Maximizing After-Tax Returns
Results of three studies examining investment returns show that, in aggregate, investors with tax rates above 23% received higher returns from tax-exempt securities than from taxable investments over the last nine years. The annual return advantage for taxpayers in the top tax bracket (35%) was approximately 0.26%.
While the results of the studies generally favored a tax-exempt investment mandate, taxable securities outperformed in 26% of the examined time periods, leaving possible room for outperformance if an investment mandate takes a blended approach.
It appears that the tax-exempt security’s yield advantage occurred in a low yield environment. After peaking in mid-2005, this advantage steadily diminished as interest rates rose.
Please note that these studies’ return comparisons include market indices that may not adequately address the actual supply-and-demand dynamics of the respective markets. For effective tax-sensitive investing, investors should also consider the technical aspects of tax-exempt investments, such as reduced market liquidity, limited supply and municipal funding fluctuations.
Profitable corporations and other taxpaying entities naturally need to consider cash and short-term investments in their overall tax management strategies. From time to time, as shown by empirical and anecdotal evidence, the treasury management community may fail to fully appreciate the tax implications of short-term investment returns.
One common mistake is the tendency to purchase taxable securities even though a tax-exempt investment mandate could result in higher after-tax returns. A 2006 survey by the Association for Financial Professionals revealed that municipal securities accounted for less than 9% of short-term allocation, even though 46% of the respondents allowed municipal notes, 28% allowed variable rate demand notes, and 35% allowed auction rate notes in their investment policies. Similarly, a taxpaying investor should avoid the potential mistake of requiring a tax-exempt mandate and excluding all taxable securities from the portfolio.

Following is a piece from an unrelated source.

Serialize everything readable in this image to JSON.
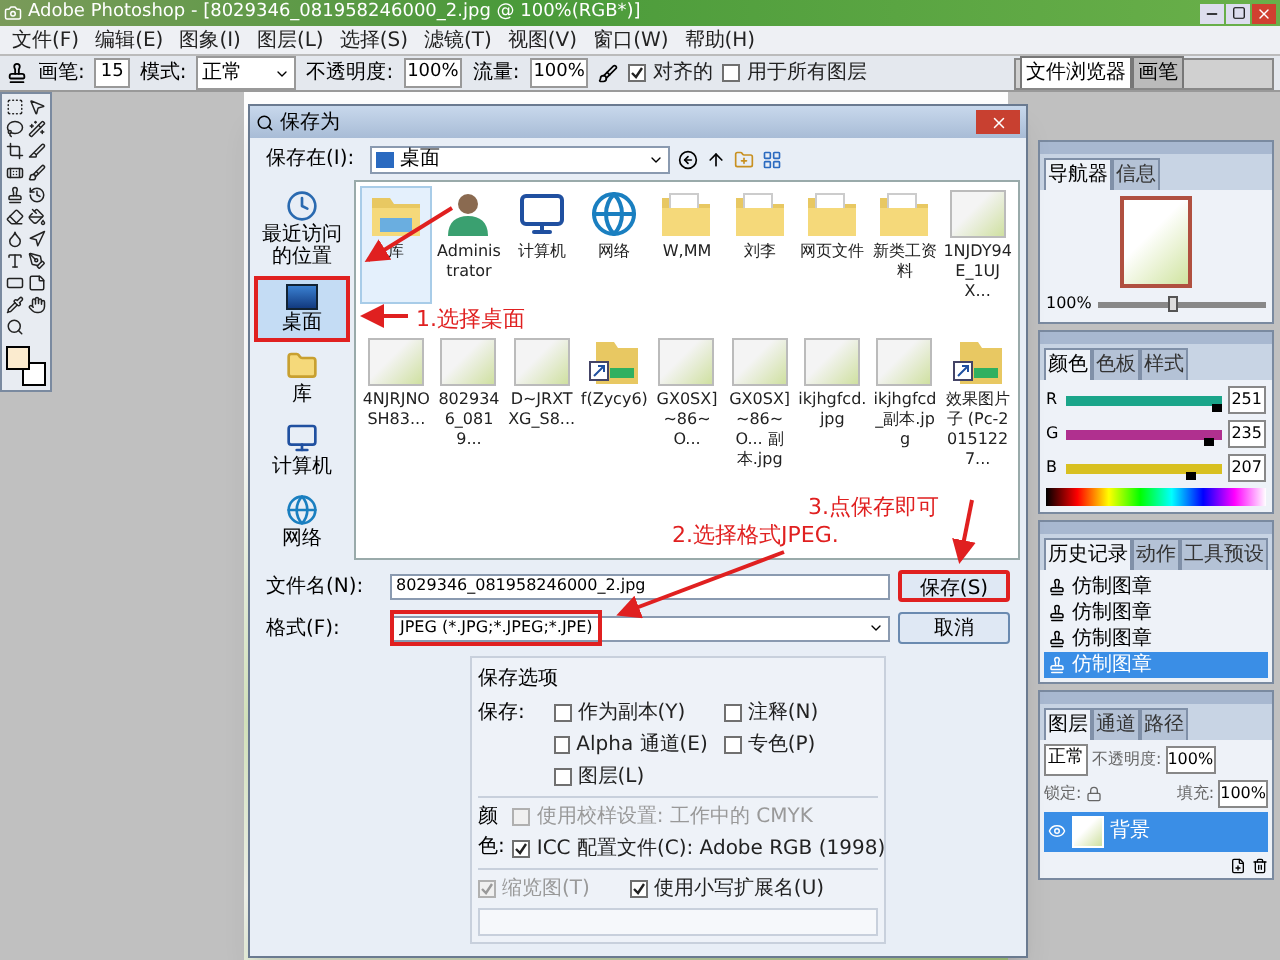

In response, we conducted a performance evaluation of several comparable short-term investment vehicles to demonstrate the after-tax return differentials between taxable and tax-exempt mandates. By introducing the concept of a “breakeven” tax rate, we hope to provide a simple tool for investors to use when incorporating investment policy decisions into their overall tax strategies. Please note that, in the marginal income tax rate system of the U.S., the breakeven rate is the top tax rate, not the average tax rate.
We acknowledge that corporate income taxation is a complex subject and is an area in which we are not experts. This study focuses strictly on comparative index returns. We also recognize that the return objective of cash portfolios is typically a subordinate consideration to capital preservation and liquidity management.